Elle était d’autant plus déroutée qu’il n’y avait pas eu le moindre signe avant-coureur, la moindre conversation entre eux qui aurait pu laisser supposer qu’il s’apprêtait à faire une telle chose.
— Je t’aime, répondit-il, et je ne supporte plus tous ces jours, toutes ces heures, ces minutes perdues loin de toi.
— Mais…
Jochen lui avait mis doucement la main sur la bouche et la regardait profondément, comme s’il avait voulu percer à jour ses pensées les plus intimes avant qu’elle ne les dise ou ne trouve des arguments détournés.
— Non, ne dit rien. C’est ma décision, et elle est prise. Je n’y reviendrai pas.
Il lui souriait tendrement, comme il le faisait avec ses enfants lorsqu’il tentait de leur expliquer le bien-fondé d’un oukase qui les contrariait. Un sourire doux, désarmant, si éloigné de la sévérité cruelle de ses propos que l’on ne savait comment s’y opposer.
D’une certaine façon, Jochen était un charmeur, même s’il n’en avait pas conscience. C’était d’ailleurs ce qui le rendait si touchant, cette innocence, cette absence de calcul. Il n’était pas manipulateur, c’était d’une certaine façon bien pis que cela : il était intuitif ! Il savait d’instinct comment gérer les situations fâcheuses, retourner à son avantage celles dont il n’aurait pas dû sortir indemne.
Jochen avait épié le regard d’Ulrike, cherchant une lueur d’approbation, de joie ou d’excitation, mais il n’y avait vu qu’une profonde curiosité. Il fut déçu, contrarié par cette apparente passivité de sa maîtresse. Ce qui le déstabilisait profondément était de ne pas parvenir à démêler des sentiments qu’il sentait mitigés, pour ne pas dire peu enthousiastes.
— Ne dis rien, prends le temps de réfléchir, nous en reparlerons demain, poursuivit-il en libérant la bouche de sa compagne.

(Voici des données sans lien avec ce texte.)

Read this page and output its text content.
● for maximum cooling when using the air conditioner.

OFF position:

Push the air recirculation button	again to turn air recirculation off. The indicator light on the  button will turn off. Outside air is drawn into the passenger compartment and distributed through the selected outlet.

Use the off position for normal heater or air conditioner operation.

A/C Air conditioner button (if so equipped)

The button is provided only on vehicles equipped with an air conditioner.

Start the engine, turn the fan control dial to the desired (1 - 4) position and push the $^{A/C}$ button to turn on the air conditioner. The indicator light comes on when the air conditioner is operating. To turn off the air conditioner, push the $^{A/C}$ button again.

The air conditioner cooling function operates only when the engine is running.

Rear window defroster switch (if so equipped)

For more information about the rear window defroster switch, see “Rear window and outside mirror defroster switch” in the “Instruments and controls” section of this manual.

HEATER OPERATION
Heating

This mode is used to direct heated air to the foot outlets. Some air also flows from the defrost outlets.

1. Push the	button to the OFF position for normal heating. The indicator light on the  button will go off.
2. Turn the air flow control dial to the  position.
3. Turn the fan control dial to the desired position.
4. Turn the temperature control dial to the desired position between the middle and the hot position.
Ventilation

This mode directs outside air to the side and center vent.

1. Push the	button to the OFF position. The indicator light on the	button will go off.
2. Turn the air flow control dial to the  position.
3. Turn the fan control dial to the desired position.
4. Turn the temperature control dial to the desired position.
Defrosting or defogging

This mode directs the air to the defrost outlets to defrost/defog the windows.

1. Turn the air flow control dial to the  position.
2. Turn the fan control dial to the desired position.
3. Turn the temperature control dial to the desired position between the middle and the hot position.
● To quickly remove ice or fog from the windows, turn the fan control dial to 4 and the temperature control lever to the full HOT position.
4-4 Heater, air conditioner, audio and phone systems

Il pivota sur lui-même afin de se retrouver au bord du lit, se leva et prit ses affaires sur la chaise. Sans même commencer à s’habiller, il se pencha à nouveau sur le lit pour déposer un baiser sur les yeux et le nez d’Ulrike en lui murmurant qu’il l’aimait, un peu, beaucoup, à la folie… Puis il passa dans le salon, où il enfila ses vêtements sans trop de hâte, rectifiant son nœud de cravate en se regardant dans le miroir pendu au-dessus d’une desserte ultramoderne qu’il affectionnait particulièrement.
Ulrike entendit la porte palière claquer derrière lui. Elle ferma les yeux, comme si cela avait été un moyen efficace d’échapper à une réalité qui la dépassait.